Burt Kreitlow's Memoirs
This page will be updated occasionally with memoirs and essays from Burt Kreitlow.
Burt & Bud: And He Came to Stay
(September 1992)

  Bud couldmake anything.  I could break anything.  Bud could fix anything that I broke.  We were a team.

   Bud was bored with words.  I was bored with tools.  If I was reading he usually left me alone.  If he was making something, I'd look over his shoulder then wander off.  Even hoeing in the garden was more attractive.

   Anything demanding physical dexterity he could conquer.  If I tried building something, I would soon call Bud to finish the job.  Usually it meant he had to start over.

   Bud was not my brother, but in terms of family I never sensed any difference.  His mother --my mother's sister-- died when Bud was a child.  After several years alone with his father in Minneapolis, Ma said that he could stay summers with us on the farm.  Then, after the summer of 1928, at age 12, he just stayed on until after he finished high school.  Bud was a product of a social security system based on love, responsibility and family values.

   During one of the early summers, when he was nine years old, Bud arrived and asked Pa if he had any old coils from the Model "T."
   "What would you do with a coil?" Pa asked.
   "I brought a couple of crystals with me and some old earphones.  I'll make you a radio."
   I heard this exchange and hurriedly ran to the granary and found the two old coils that were in our junk box.  Two days later we had our first radio.  In another day we had the second.  Bud loved making them.  I loved listening and moving the "cat's whisker" (the tuner on a crystal set) to pick up distant stations -- St. Louis, Pittsburgh, Chicago and Yankton.  That same summer was my first exposure to the Republican and Democratic conventions on WCCO, the one station we would always get.  I became permanently addicted to the conventions.

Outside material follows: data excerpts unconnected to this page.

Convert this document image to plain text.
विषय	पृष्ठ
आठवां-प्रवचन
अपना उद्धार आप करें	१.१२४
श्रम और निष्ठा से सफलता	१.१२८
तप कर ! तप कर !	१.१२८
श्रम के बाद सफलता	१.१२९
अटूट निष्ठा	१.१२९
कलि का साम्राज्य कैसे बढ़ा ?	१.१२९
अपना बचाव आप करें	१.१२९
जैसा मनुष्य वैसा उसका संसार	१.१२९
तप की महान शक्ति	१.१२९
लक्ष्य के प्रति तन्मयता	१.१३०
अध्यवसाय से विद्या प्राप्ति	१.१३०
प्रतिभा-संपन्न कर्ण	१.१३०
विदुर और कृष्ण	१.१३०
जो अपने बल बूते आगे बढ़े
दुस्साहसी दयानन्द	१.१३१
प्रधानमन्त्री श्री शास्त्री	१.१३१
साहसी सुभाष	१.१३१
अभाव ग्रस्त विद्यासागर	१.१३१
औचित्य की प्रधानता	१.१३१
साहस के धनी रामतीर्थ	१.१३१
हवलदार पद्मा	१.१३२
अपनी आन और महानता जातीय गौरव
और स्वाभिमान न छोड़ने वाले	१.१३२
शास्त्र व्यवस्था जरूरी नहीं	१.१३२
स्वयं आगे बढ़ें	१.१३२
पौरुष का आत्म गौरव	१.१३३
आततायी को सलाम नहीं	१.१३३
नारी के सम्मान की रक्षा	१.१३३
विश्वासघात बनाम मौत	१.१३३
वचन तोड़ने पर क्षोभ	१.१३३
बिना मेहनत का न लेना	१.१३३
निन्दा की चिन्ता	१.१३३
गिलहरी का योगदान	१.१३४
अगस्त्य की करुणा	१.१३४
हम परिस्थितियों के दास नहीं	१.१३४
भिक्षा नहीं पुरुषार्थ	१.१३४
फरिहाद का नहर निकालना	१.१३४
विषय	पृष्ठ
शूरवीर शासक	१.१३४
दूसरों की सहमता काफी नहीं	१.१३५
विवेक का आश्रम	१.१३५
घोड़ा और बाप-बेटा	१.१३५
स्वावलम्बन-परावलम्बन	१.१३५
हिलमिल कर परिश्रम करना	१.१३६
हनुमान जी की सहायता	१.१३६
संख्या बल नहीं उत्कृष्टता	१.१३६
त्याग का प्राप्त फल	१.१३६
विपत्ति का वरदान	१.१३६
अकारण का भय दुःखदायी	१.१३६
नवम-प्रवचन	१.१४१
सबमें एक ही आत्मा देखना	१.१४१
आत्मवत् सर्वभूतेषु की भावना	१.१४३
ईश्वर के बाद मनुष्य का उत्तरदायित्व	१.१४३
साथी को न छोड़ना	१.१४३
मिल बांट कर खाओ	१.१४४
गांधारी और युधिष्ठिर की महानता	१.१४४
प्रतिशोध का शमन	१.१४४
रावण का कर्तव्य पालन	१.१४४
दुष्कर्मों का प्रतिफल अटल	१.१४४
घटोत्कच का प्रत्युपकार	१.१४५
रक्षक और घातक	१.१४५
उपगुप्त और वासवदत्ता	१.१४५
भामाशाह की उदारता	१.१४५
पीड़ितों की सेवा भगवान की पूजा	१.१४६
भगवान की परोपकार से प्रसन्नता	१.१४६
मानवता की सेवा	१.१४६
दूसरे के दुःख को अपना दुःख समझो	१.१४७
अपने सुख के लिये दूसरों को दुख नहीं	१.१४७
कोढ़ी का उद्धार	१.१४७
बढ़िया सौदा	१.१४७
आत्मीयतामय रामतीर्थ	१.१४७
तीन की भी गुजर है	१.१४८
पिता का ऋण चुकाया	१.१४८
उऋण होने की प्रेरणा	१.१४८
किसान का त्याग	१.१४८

   Bud and I did do many things together.  When I was 11 and Bud 13 we began reading adventure books, our favorite authors James Oliver Curwood and Jack London.  Soon we had finished everything they had published and wanted more of their kind of adventure.  That problem was solved in the creative way of boys on their own.  We made up new stories.

   We lived on a small farm.  It was late to modernize, so we milked the cows by hand.  The twelve cows in the old log barn were ours to milk, one hour, morning and evening.  Thus, we were alone to pursue our adventurous dreams.   I was wide awake by the six o'clock morning milking so I told the morning chapter.  In the evening Bud took over, either finishing the one I had begun or starting a new one.